CPkobo / vba-sequencematcher

Text diff scripts in VBA (Word), partially ported from Python SequenceMathcer
Other
4 stars 0 forks source link

Repeats and mispelled words after using WordSeqApplyer #1

Open justin13601 opened 1 year ago

justin13601 commented 1 year ago

I'm having some issues with WordSeqApplyer - it seems to produce outputs that have repeats and misspelt words. Is there anyway to improve the way the script uses the opcodes?

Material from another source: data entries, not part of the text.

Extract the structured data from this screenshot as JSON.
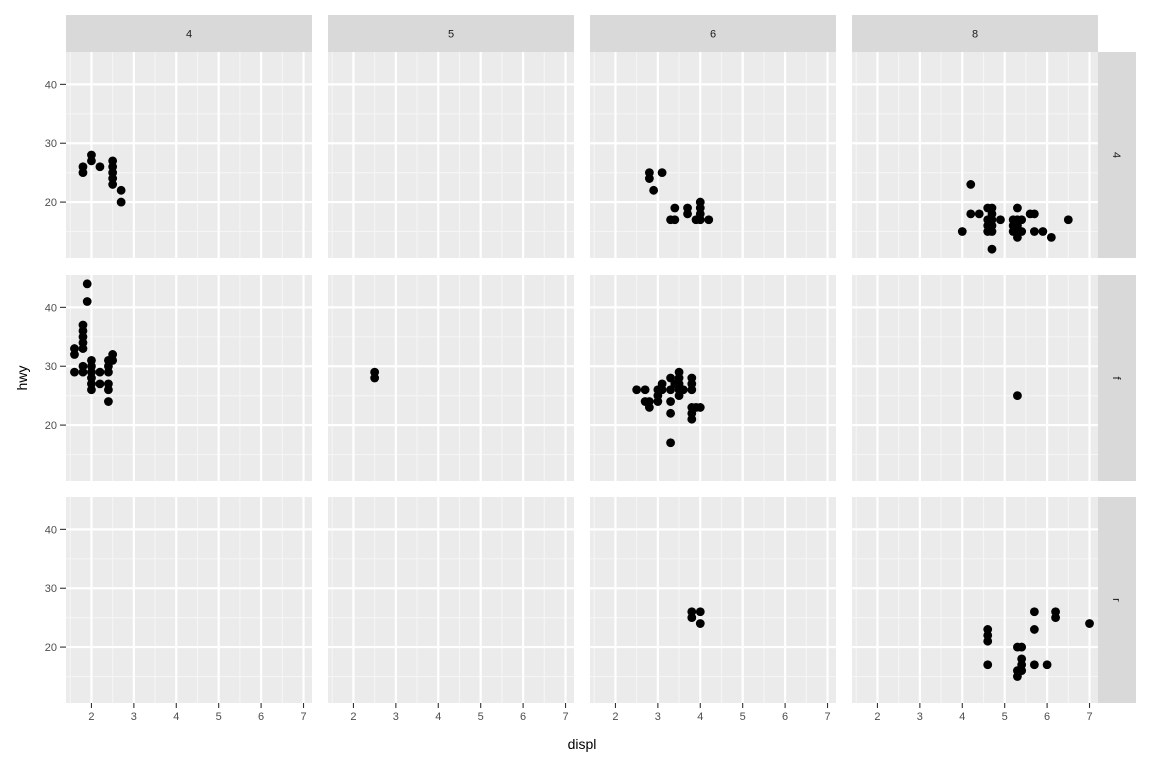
{
  "colors": {
    "panel_background": "#EBEBEB",
    "strip_background": "#D9D9D9",
    "grid_major": "#FFFFFF",
    "grid_minor": "#F5F5F5",
    "point": "#000000",
    "tick": "#333333"
  },
  "chart_data": {
    "type": "scatter",
    "facet": "grid",
    "xlabel": "displ",
    "ylabel": "hwy",
    "col_strips": [
      "4",
      "5",
      "6",
      "8"
    ],
    "row_strips": [
      "4",
      "f",
      "r"
    ],
    "xlim": [
      1.4,
      7.2
    ],
    "ylim": [
      10.5,
      45.5
    ],
    "x_ticks": [
      2,
      3,
      4,
      5,
      6,
      7
    ],
    "y_ticks": [
      20,
      30,
      40
    ],
    "grid": true,
    "panels": [
      {
        "row": "4",
        "col": "4",
        "points": [
          [
            1.8,
            26
          ],
          [
            1.8,
            25
          ],
          [
            2.0,
            28
          ],
          [
            2.0,
            27
          ],
          [
            2.2,
            26
          ],
          [
            2.5,
            27
          ],
          [
            2.5,
            26
          ],
          [
            2.5,
            25
          ],
          [
            2.5,
            24
          ],
          [
            2.5,
            23
          ],
          [
            2.7,
            22
          ],
          [
            2.7,
            20
          ]
        ]
      },
      {
        "row": "4",
        "col": "5",
        "points": []
      },
      {
        "row": "4",
        "col": "6",
        "points": [
          [
            2.8,
            25
          ],
          [
            2.8,
            24
          ],
          [
            2.9,
            22
          ],
          [
            3.1,
            25
          ],
          [
            3.3,
            17
          ],
          [
            3.4,
            17
          ],
          [
            3.4,
            19
          ],
          [
            3.7,
            19
          ],
          [
            3.7,
            18
          ],
          [
            3.9,
            17
          ],
          [
            4.0,
            20
          ],
          [
            4.0,
            19
          ],
          [
            4.0,
            18
          ],
          [
            4.0,
            17
          ],
          [
            4.2,
            17
          ]
        ]
      },
      {
        "row": "4",
        "col": "8",
        "points": [
          [
            4.0,
            15
          ],
          [
            4.2,
            23
          ],
          [
            4.2,
            18
          ],
          [
            4.4,
            18
          ],
          [
            4.6,
            19
          ],
          [
            4.6,
            17
          ],
          [
            4.6,
            16
          ],
          [
            4.6,
            15
          ],
          [
            4.7,
            19
          ],
          [
            4.7,
            18
          ],
          [
            4.7,
            17
          ],
          [
            4.7,
            16
          ],
          [
            4.7,
            15
          ],
          [
            4.7,
            12
          ],
          [
            4.9,
            17
          ],
          [
            5.2,
            17
          ],
          [
            5.2,
            16
          ],
          [
            5.2,
            15
          ],
          [
            5.3,
            19
          ],
          [
            5.3,
            17
          ],
          [
            5.3,
            16
          ],
          [
            5.3,
            15
          ],
          [
            5.3,
            14
          ],
          [
            5.4,
            17
          ],
          [
            5.4,
            15
          ],
          [
            5.6,
            18
          ],
          [
            5.7,
            18
          ],
          [
            5.7,
            15
          ],
          [
            5.9,
            15
          ],
          [
            6.1,
            14
          ],
          [
            6.5,
            17
          ]
        ]
      },
      {
        "row": "f",
        "col": "4",
        "points": [
          [
            1.6,
            33
          ],
          [
            1.6,
            32
          ],
          [
            1.6,
            29
          ],
          [
            1.8,
            37
          ],
          [
            1.8,
            36
          ],
          [
            1.8,
            35
          ],
          [
            1.8,
            34
          ],
          [
            1.8,
            33
          ],
          [
            1.8,
            30
          ],
          [
            1.8,
            29
          ],
          [
            1.9,
            44
          ],
          [
            1.9,
            41
          ],
          [
            2.0,
            31
          ],
          [
            2.0,
            30
          ],
          [
            2.0,
            29
          ],
          [
            2.0,
            28
          ],
          [
            2.0,
            27
          ],
          [
            2.0,
            26
          ],
          [
            2.2,
            29
          ],
          [
            2.2,
            27
          ],
          [
            2.4,
            31
          ],
          [
            2.4,
            30
          ],
          [
            2.4,
            29
          ],
          [
            2.4,
            27
          ],
          [
            2.4,
            26
          ],
          [
            2.4,
            24
          ],
          [
            2.5,
            32
          ],
          [
            2.5,
            31
          ]
        ]
      },
      {
        "row": "f",
        "col": "5",
        "points": [
          [
            2.5,
            29
          ],
          [
            2.5,
            28
          ]
        ]
      },
      {
        "row": "f",
        "col": "6",
        "points": [
          [
            2.5,
            26
          ],
          [
            2.7,
            26
          ],
          [
            2.7,
            24
          ],
          [
            2.8,
            24
          ],
          [
            2.8,
            23
          ],
          [
            3.0,
            26
          ],
          [
            3.0,
            25
          ],
          [
            3.0,
            24
          ],
          [
            3.1,
            27
          ],
          [
            3.1,
            26
          ],
          [
            3.3,
            28
          ],
          [
            3.3,
            26
          ],
          [
            3.3,
            24
          ],
          [
            3.3,
            22
          ],
          [
            3.3,
            17
          ],
          [
            3.4,
            27
          ],
          [
            3.5,
            29
          ],
          [
            3.5,
            28
          ],
          [
            3.5,
            27
          ],
          [
            3.5,
            26
          ],
          [
            3.5,
            25
          ],
          [
            3.6,
            26
          ],
          [
            3.8,
            28
          ],
          [
            3.8,
            27
          ],
          [
            3.8,
            26
          ],
          [
            3.8,
            23
          ],
          [
            3.8,
            22
          ],
          [
            3.8,
            21
          ],
          [
            3.9,
            23
          ],
          [
            4.0,
            23
          ]
        ]
      },
      {
        "row": "f",
        "col": "8",
        "points": [
          [
            5.3,
            25
          ]
        ]
      },
      {
        "row": "r",
        "col": "4",
        "points": []
      },
      {
        "row": "r",
        "col": "5",
        "points": []
      },
      {
        "row": "r",
        "col": "6",
        "points": [
          [
            3.8,
            26
          ],
          [
            3.8,
            25
          ],
          [
            4.0,
            26
          ],
          [
            4.0,
            24
          ]
        ]
      },
      {
        "row": "r",
        "col": "8",
        "points": [
          [
            4.6,
            23
          ],
          [
            4.6,
            22
          ],
          [
            4.6,
            21
          ],
          [
            4.6,
            17
          ],
          [
            5.3,
            20
          ],
          [
            5.3,
            16
          ],
          [
            5.3,
            15
          ],
          [
            5.4,
            20
          ],
          [
            5.4,
            18
          ],
          [
            5.4,
            17
          ],
          [
            5.4,
            16
          ],
          [
            5.7,
            26
          ],
          [
            5.7,
            23
          ],
          [
            5.7,
            17
          ],
          [
            6.0,
            17
          ],
          [
            6.2,
            26
          ],
          [
            6.2,
            25
          ],
          [
            7.0,
            24
          ]
        ]
      }
    ]
  }
}
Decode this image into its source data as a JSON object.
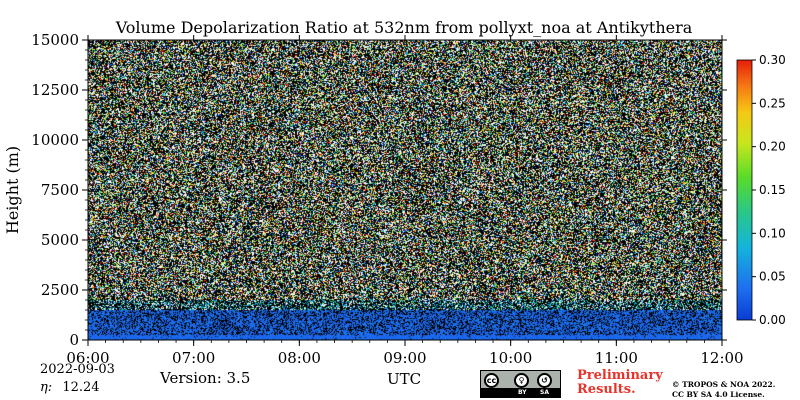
{
  "chart_data": {
    "type": "heatmap",
    "title": "Volume Depolarization Ratio at 532nm from pollyxt_noa at Antikythera",
    "ylabel": "Height (m)",
    "xlabel": "UTC",
    "xticks": [
      "06:00",
      "07:00",
      "08:00",
      "09:00",
      "10:00",
      "11:00",
      "12:00"
    ],
    "yticks": [
      "0",
      "2500",
      "5000",
      "7500",
      "10000",
      "12500",
      "15000"
    ],
    "ylim": [
      0,
      15000
    ],
    "xlim_hours": [
      6,
      12
    ],
    "colorbar": {
      "ticks": [
        "0.00",
        "0.05",
        "0.10",
        "0.15",
        "0.20",
        "0.25",
        "0.30"
      ],
      "range": [
        0.0,
        0.3
      ],
      "colormap": "jet-like (blue → cyan → green → yellow → orange → red)"
    },
    "observations": {
      "boundary_layer_top_m": 1500,
      "boundary_layer_depolarization": 0.02,
      "noise_above_m": 2000
    }
  },
  "footer": {
    "date": "2022-09-03",
    "eta_label": "η:",
    "eta_value": "12.24",
    "version": "Version: 3.5",
    "utc": "UTC",
    "preliminary_line1": "Preliminary",
    "preliminary_line2": "Results.",
    "copyright_line1": "© TROPOS & NOA 2022.",
    "copyright_line2": "CC BY SA 4.0 License.",
    "cc_labels": [
      "BY",
      "SA"
    ],
    "cc_icons": [
      "cc-icon",
      "person-icon",
      "share-alike-icon"
    ]
  },
  "colors": {
    "low": "#1a55e6",
    "mid": "#2fc860",
    "high": "#ff2a00",
    "preliminary": "#e8332a"
  }
}
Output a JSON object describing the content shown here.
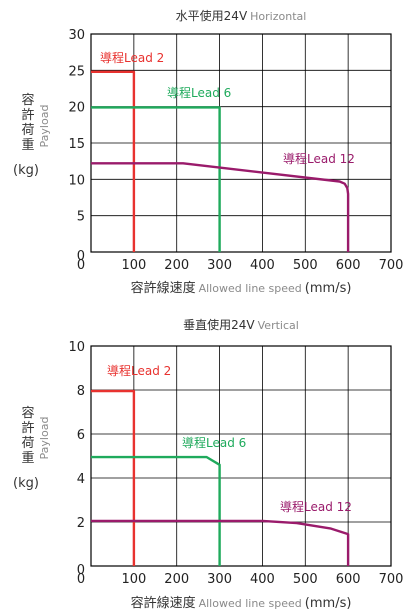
{
  "chart_data": [
    {
      "type": "line",
      "title_main": "水平使用24V",
      "title_en": "Horizontal",
      "xlabel_main": "容許線速度",
      "xlabel_en": "Allowed line speed",
      "xlabel_unit": "(mm/s)",
      "ylabel_chars": [
        "容",
        "許",
        "荷",
        "重"
      ],
      "ylabel_en": "Payload",
      "ylabel_unit": "(kg)",
      "xlim": [
        0,
        700
      ],
      "ylim": [
        0,
        30
      ],
      "xticks": [
        "0",
        "100",
        "200",
        "300",
        "400",
        "500",
        "600",
        "700"
      ],
      "yticks": [
        "0",
        "5",
        "10",
        "15",
        "20",
        "25",
        "30"
      ],
      "grid": true,
      "series": [
        {
          "name": "導程Lead 2",
          "color": "#e8322f",
          "x": [
            0,
            100,
            100
          ],
          "y": [
            24.8,
            24.8,
            0
          ]
        },
        {
          "name": "導程Lead 6",
          "color": "#1faa5c",
          "x": [
            0,
            300,
            300
          ],
          "y": [
            19.9,
            19.9,
            0
          ]
        },
        {
          "name": "導程Lead 12",
          "color": "#9a1b6b",
          "x": [
            0,
            215,
            580,
            592,
            598,
            600,
            600
          ],
          "y": [
            12.2,
            12.2,
            9.7,
            9.4,
            8.8,
            8.0,
            0
          ]
        }
      ]
    },
    {
      "type": "line",
      "title_main": "垂直使用24V",
      "title_en": "Vertical",
      "xlabel_main": "容許線速度",
      "xlabel_en": "Allowed line speed",
      "xlabel_unit": "(mm/s)",
      "ylabel_chars": [
        "容",
        "許",
        "荷",
        "重"
      ],
      "ylabel_en": "Payload",
      "ylabel_unit": "(kg)",
      "xlim": [
        0,
        700
      ],
      "ylim": [
        0,
        10
      ],
      "xticks": [
        "0",
        "100",
        "200",
        "300",
        "400",
        "500",
        "600",
        "700"
      ],
      "yticks": [
        "0",
        "2",
        "4",
        "6",
        "8",
        "10"
      ],
      "grid": true,
      "series": [
        {
          "name": "導程Lead 2",
          "color": "#e8322f",
          "x": [
            0,
            100,
            100
          ],
          "y": [
            7.95,
            7.95,
            0
          ]
        },
        {
          "name": "導程Lead 6",
          "color": "#1faa5c",
          "x": [
            0,
            270,
            300,
            300
          ],
          "y": [
            4.95,
            4.95,
            4.6,
            0
          ]
        },
        {
          "name": "導程Lead 12",
          "color": "#9a1b6b",
          "x": [
            0,
            400,
            480,
            560,
            600,
            600
          ],
          "y": [
            2.05,
            2.05,
            1.95,
            1.7,
            1.45,
            0
          ]
        }
      ]
    }
  ]
}
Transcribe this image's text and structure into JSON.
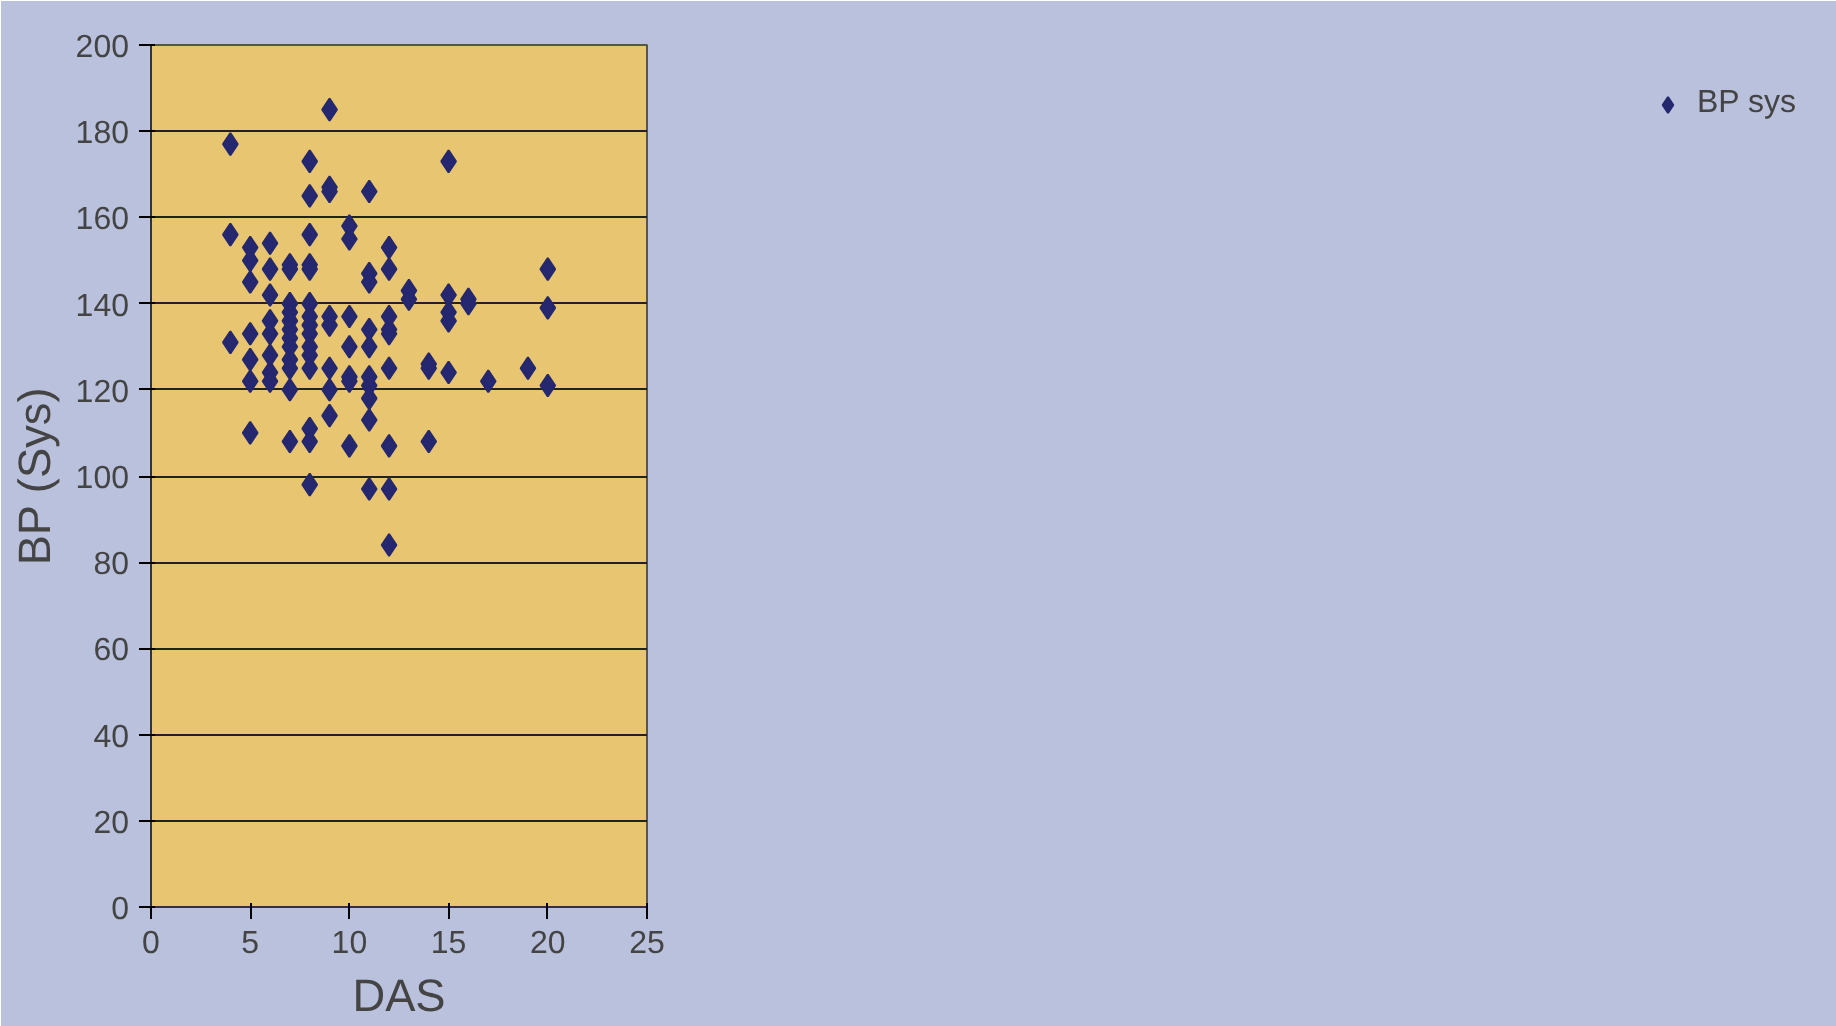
{
  "chart_data": {
    "type": "scatter",
    "xlabel": "DAS",
    "ylabel": "BP (Sys)",
    "xlim": [
      0,
      25
    ],
    "xticks": [
      0,
      5,
      10,
      15,
      20,
      25
    ],
    "ylim": [
      0,
      200
    ],
    "yticks": [
      0,
      20,
      40,
      60,
      80,
      100,
      120,
      140,
      160,
      180,
      200
    ],
    "grid": "y",
    "legend": "right",
    "marker": "diamond",
    "series": [
      {
        "name": "BP sys",
        "color": "#25276f",
        "x": [
          4,
          4,
          4,
          5,
          5,
          5,
          5,
          5,
          5,
          5,
          6,
          6,
          6,
          6,
          6,
          6,
          6,
          6,
          7,
          7,
          7,
          7,
          7,
          7,
          7,
          7,
          7,
          7,
          7,
          7,
          8,
          8,
          8,
          8,
          8,
          8,
          8,
          8,
          8,
          8,
          8,
          8,
          8,
          8,
          8,
          9,
          9,
          9,
          9,
          9,
          9,
          9,
          9,
          10,
          10,
          10,
          10,
          10,
          10,
          10,
          11,
          11,
          11,
          11,
          11,
          11,
          11,
          11,
          11,
          11,
          12,
          12,
          12,
          12,
          12,
          12,
          12,
          12,
          12,
          13,
          13,
          14,
          14,
          14,
          15,
          15,
          15,
          15,
          15,
          16,
          16,
          17,
          19,
          20,
          20,
          20
        ],
        "values": [
          177,
          156,
          131,
          153,
          150,
          145,
          133,
          127,
          122,
          110,
          154,
          148,
          142,
          136,
          133,
          128,
          124,
          122,
          149,
          148,
          140,
          138,
          136,
          134,
          132,
          130,
          127,
          125,
          120,
          108,
          173,
          165,
          156,
          149,
          148,
          140,
          137,
          135,
          133,
          130,
          128,
          125,
          111,
          108,
          98,
          185,
          167,
          166,
          137,
          135,
          125,
          120,
          114,
          158,
          155,
          137,
          130,
          123,
          122,
          107,
          166,
          147,
          145,
          134,
          130,
          123,
          121,
          118,
          113,
          97,
          153,
          148,
          137,
          134,
          133,
          125,
          107,
          97,
          84,
          143,
          141,
          126,
          125,
          108,
          173,
          142,
          138,
          136,
          124,
          141,
          140,
          122,
          125,
          148,
          139,
          121
        ]
      }
    ]
  }
}
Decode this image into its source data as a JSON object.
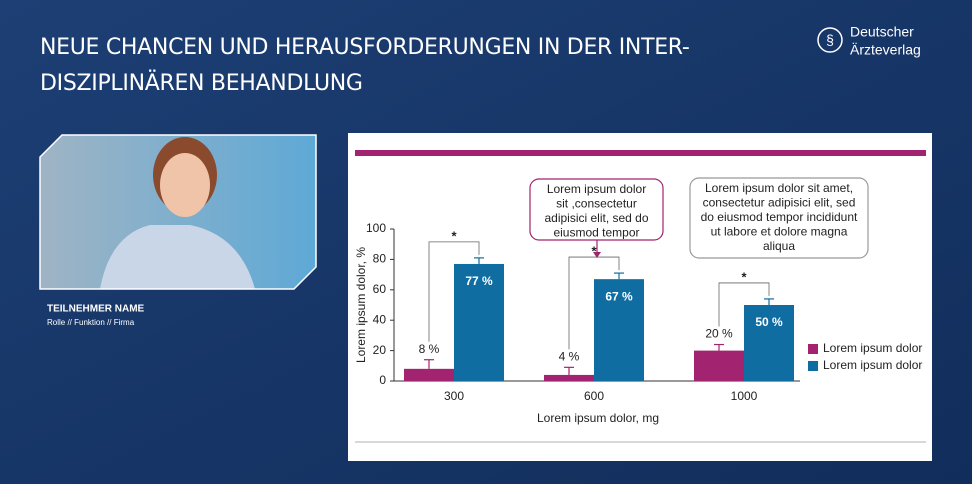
{
  "header": {
    "title_lines": [
      "NEUE CHANCEN UND HERAUSFORDERUNGEN IN DER INTER-",
      "DISZIPLINÄREN BEHANDLUNG"
    ],
    "logo_lines": [
      "Deutscher",
      "Ärzteverlag"
    ]
  },
  "participant": {
    "name": "TEILNEHMER NAME",
    "role": "Rolle // Funktion // Firma"
  },
  "chart_data": {
    "type": "bar",
    "categories": [
      "300",
      "600",
      "1000"
    ],
    "series": [
      {
        "name": "Lorem ipsum dolor",
        "color": "#a2236f",
        "values": [
          8,
          4,
          20
        ],
        "value_labels": [
          "8 %",
          "4 %",
          "20 %"
        ],
        "errors": [
          6,
          5,
          4
        ]
      },
      {
        "name": "Lorem ipsum dolor",
        "color": "#0f6da2",
        "values": [
          77,
          67,
          50
        ],
        "value_labels": [
          "77 %",
          "67 %",
          "50 %"
        ],
        "errors": [
          4,
          4,
          4
        ]
      }
    ],
    "significance": [
      "*",
      "*",
      "*"
    ],
    "xlabel": "Lorem ipsum dolor, mg",
    "ylabel": "Lorem ipsum dolor, %",
    "ylim": [
      0,
      100
    ],
    "yticks": [
      0,
      20,
      40,
      60,
      80,
      100
    ],
    "callouts": [
      {
        "lines": [
          "Lorem ipsum dolor",
          "sit ,consectetur",
          "adipisici elit, sed do",
          "eiusmod tempor"
        ]
      },
      {
        "lines": [
          "Lorem ipsum dolor sit amet,",
          "consectetur adipisici elit, sed",
          "do eiusmod tempor incididunt",
          "ut labore et dolore magna",
          "aliqua"
        ]
      }
    ],
    "legend": "right"
  }
}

justin13601 commented 10 months ago

@CPkobo just following up - any ideas?

CPkobo commented 10 months ago

Could you give me a sample text?

justin13601 commented 10 months ago

Could you give me a sample text?

Of course - thank you for replying @CPkobo! Please see below the macro-free word document with sample text:

WordSeqApplyerCopy.docx

As you can see, I have original text: Original

I want to change it to edited text: Edited

But the result is this, where there are repeats and errors highlighted in yellow: Result

Is this because of the lack of junk function? I also see areas where the tracked changes is strange, like it's taking letters from words to form a new word - is this related?: Letters

I checked the opcodes and notice that the index position decrease each time there is a strange error, but I'm not sure how to fix it - any guidance would be appreciated!

justin13601 commented 10 months ago

@CPkobo I just tried computing opcodes through python's difflib and it seems like the opcodes are really similar to the VBA script when autojunk=False. However, more concise opcodes occur when autojunk=True. So maybe this is happening because junk is not implemented?

Do you have plans of adding it? If so, is there anyway I can help?

If not, is it possible to use the opcodes computed from python and transfer it to vba?